Announcing the 2019 America's Classics WinnersJBF Editors
February 01, 2019
Today we're pleased to announce the five recipients of our 2019 America's Classics Awards. For the past week, we've been announcing the honorees day by day with the help of influencers from across the country (check out our Instagram page to see the videos). The awards are given to regional establishments, often family-owned, that are cherished for their quality food, local character, and lasting appeal. Read on to learn more about this year's winners, who will be honored at the James Beard Awards Gala at Lyric Opera of Chicago on Monday, May 6.
9941 Hazard Ave., Garden Grove, CA
Owners: Thọ Trần and Liễu Trần
Orange County, California, claims one of the most vibrant Vietnamese-American communities in the country. Pho 79 was founded by Thọ Trần and Liễu Trần who opened in 1982, when it was among the area’s very first restaurants of its kind, introducing Americans to bowls of slippery rice noodles in beefy broth, topped with eye of round steak, brisket, tripe, meatballs, or the restaurant's justifiably legendary oxtails. With chef Lieu Trần in the kitchen, Pho 79 helped pave the way for southern California’s Little Saigon to become the dynamic hub of Vietnamese cuisine it is today.

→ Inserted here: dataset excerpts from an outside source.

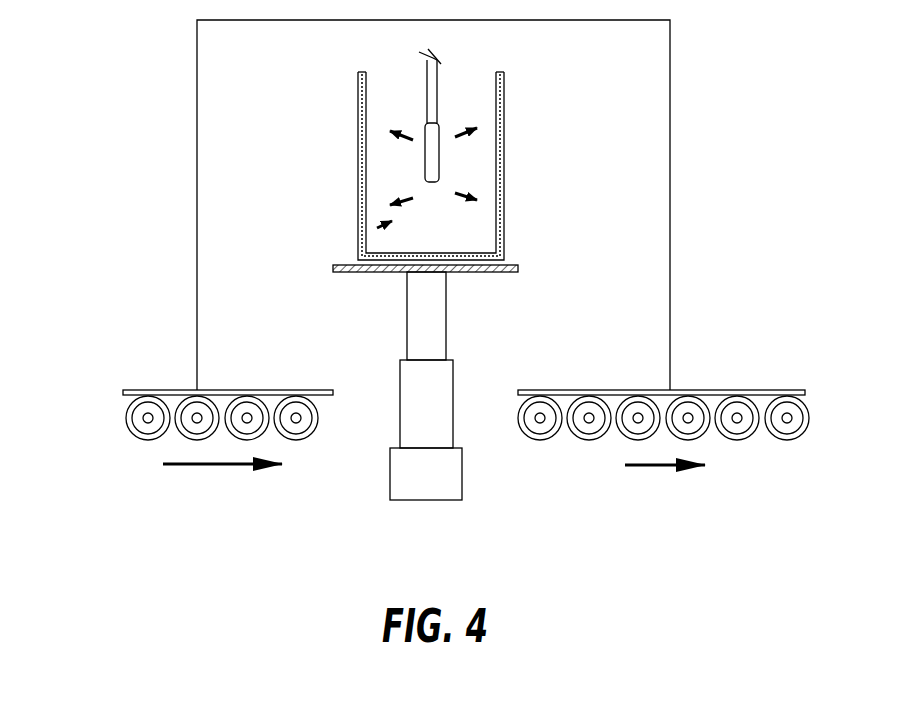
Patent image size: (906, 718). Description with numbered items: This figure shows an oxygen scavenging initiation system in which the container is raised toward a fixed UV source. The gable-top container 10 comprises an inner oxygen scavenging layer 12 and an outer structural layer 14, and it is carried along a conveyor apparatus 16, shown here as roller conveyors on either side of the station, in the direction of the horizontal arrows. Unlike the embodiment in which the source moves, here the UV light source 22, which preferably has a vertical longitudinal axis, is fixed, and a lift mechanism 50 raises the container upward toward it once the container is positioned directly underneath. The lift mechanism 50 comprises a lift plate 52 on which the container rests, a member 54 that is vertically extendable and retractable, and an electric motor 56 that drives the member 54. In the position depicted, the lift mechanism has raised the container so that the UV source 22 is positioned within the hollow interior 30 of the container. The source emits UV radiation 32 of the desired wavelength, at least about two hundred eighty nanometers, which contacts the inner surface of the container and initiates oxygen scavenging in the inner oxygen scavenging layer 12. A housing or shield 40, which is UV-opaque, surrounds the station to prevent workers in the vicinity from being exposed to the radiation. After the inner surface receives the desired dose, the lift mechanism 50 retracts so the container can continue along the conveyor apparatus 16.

The gable-top container 10 is at (485, 143).
The inner oxygen scavenging layer 12 is at (433, 146).
The outer structural layer 14 is at (470, 162).
The conveyor apparatus 16 is at (185, 452).
The UV light source 22 is at (453, 150).
The hollow interior 30 is at (347, 241).
The UV radiation 32 is at (400, 203).
The housing or shield 40 is at (469, 205).
The lift mechanism 50 is at (452, 402).
The lift plate 52 is at (434, 286).
The member 54 is at (391, 404).
The electric motor 56 is at (440, 494).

The next generation of the Trần family continues to operate the restaurant, as well as others in the area including Pho 101. The family’s story is as much about intrepid entrepreneurship and excellent cooking as it is about a community that rose from war and displacement to forever change American cuisine.

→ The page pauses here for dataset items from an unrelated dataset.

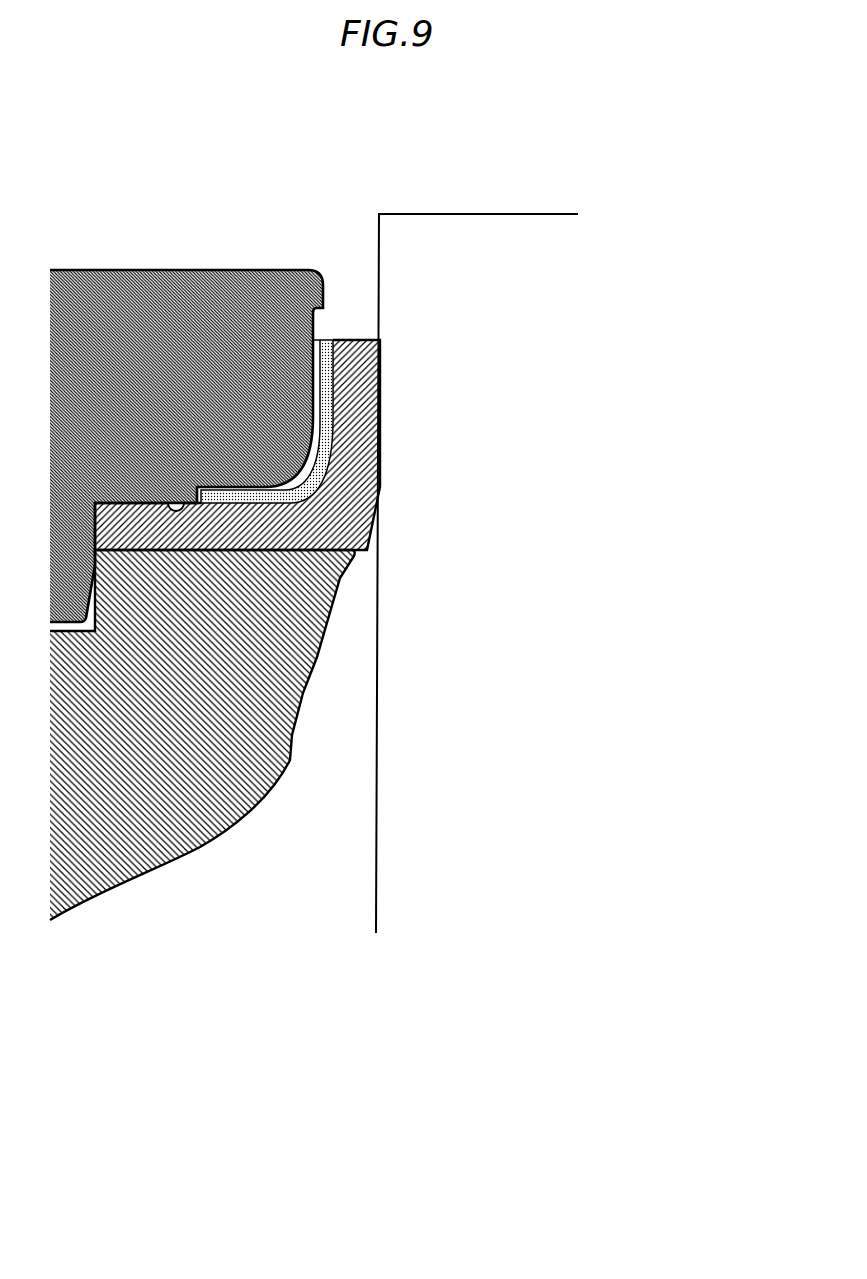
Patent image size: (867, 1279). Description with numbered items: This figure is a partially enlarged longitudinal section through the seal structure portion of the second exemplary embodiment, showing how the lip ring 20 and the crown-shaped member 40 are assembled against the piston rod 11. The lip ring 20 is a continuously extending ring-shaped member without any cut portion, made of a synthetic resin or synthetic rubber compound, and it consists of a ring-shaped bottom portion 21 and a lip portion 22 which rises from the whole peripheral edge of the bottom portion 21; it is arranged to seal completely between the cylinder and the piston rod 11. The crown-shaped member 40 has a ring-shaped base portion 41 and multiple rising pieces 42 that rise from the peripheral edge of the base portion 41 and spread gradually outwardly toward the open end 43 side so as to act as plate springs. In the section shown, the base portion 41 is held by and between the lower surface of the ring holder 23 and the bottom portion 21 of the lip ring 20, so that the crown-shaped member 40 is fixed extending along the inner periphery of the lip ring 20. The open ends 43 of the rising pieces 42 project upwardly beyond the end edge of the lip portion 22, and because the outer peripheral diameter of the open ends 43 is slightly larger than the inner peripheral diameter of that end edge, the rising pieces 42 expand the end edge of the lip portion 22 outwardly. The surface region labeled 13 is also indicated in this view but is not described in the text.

The piston rod 11 is at (250, 877).
The housing body portion 13 is at (322, 825).
The lip ring 20 is at (371, 542).
The ring-shaped bottom portion 21 is at (322, 816).
The lip portion 22 is at (367, 368).
The ring holder 23 is at (165, 298).
The crown-shaped member 40 is at (450, 409).
The base portion 41 is at (243, 500).
The rising pieces 42 is at (332, 420).
The open end 43 is at (327, 338).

Jim’s Steak & Spaghetti House
920 5th Ave, Huntington, WV
Owners: Jimmie Carder, Larry Tweel and Ron Tweel
Spaghetti is central to West Virginia, a state that in the early 1900s attracted so many Italian immigrants that their homeland set up a consulate there. And since 1945, it’s been the lifeblood of Jim’s Steak & Spaghetti House in Huntington, West Virginia. In fact, most people leave “steak” out of the name when referring to it, according to co-owner and general manager Jimmie Tweel Carder, who along with her two brothers, inherited the restaurant from their father, Jim Tweel. Spaghetti and excellent service are among the tiny luxuries that Jim’s has long offered the Huntington tri-state region but it’s the strawberry pie that draws thousands. In February, Jim’s starts prepping pie shells for the one-week-only slice sale that coincides with Mother’s Day, another tradition with West Virginian roots.
A&A Bake & Double Roti Shop
1337 Fulton St., Brooklyn, NY
Owners: Noel and Geeta Brown
The cheap-and-cheerful breakfast is a New York City art form, but few stand out like the doubles at A&A Bake & Double Roti Shop. The Trinidadian specialty, which consists of an irresistible combination of curried chickpeas layered between two deep-fried flatbreads, costs just $1.50 at the shop. Trinidadian natives Noel and Geeta Brown have been serving trailing line of customers since they opened the business in Brooklyn’s Bedford-Stuyvesant neighborhood in 2002. The Browns recently moved the restaurant down the street into a much larger space, offering customers more seating (and, hopefully, shorter lines). As the neighborhood continues to rapidly gentrify, A&A’s sustained success serves as a delicious reminder of the Bed-Stuy’s rich Caribbean history.
Sehnert's Bakery & Bieroc Cafe
312 Norris Ave., McCook, NE
Owners: Matt and Shelly Sehnert
The bieroc is as essential to the fabric of Nebraska as is Husker football. A savory yeasted pastry, its legacy reaches back to German-speaking Russians who immigrated to the state in the nineteenth century. Sehnert's, in the southwest Nebraska town of McCook, makes a definitive version. The Sehnert family has been baking in the United States since 1897. Walt and Jean Sehnert opened the McCook bakery in 1957, and fourth-generation baker Matt Sehnert and his wife, Shelly, have operated the business since 1991. They provide a place to gather for everyday meals and special events; for live music; and, of course, for the signature bierocs filled with seasoned ground beef and cabbage or sauerkraut.
Annie’s Paramount Steakhouse
1609 17th St NW, Washington, D.C.
Owner: Paul Katinas
Annie’s endures as a nexus for Washington, D.C.’s LGBTQ community. George Katinas, a first-generation Greek-American and U.S. army veteran, opened the restaurant in 1948, and by the early sixties it had earned a reputation as a welcoming space for gay people. It moved to its current location in 1985, and George’s son, Paul Katinas, eventually took over. Through the years, Annie’s has remained a stalwart supporter of LGBTQ causes, among them the Gay Men’s Chorus, Whitman Walker Clinic, Food and Friends and the Pride parade. At Annie’s, the steaks are hefty, the burgers juicy and the cocktails strong, but what really keeps people coming back is the restaurant’s legacy of inclusiveness and respect.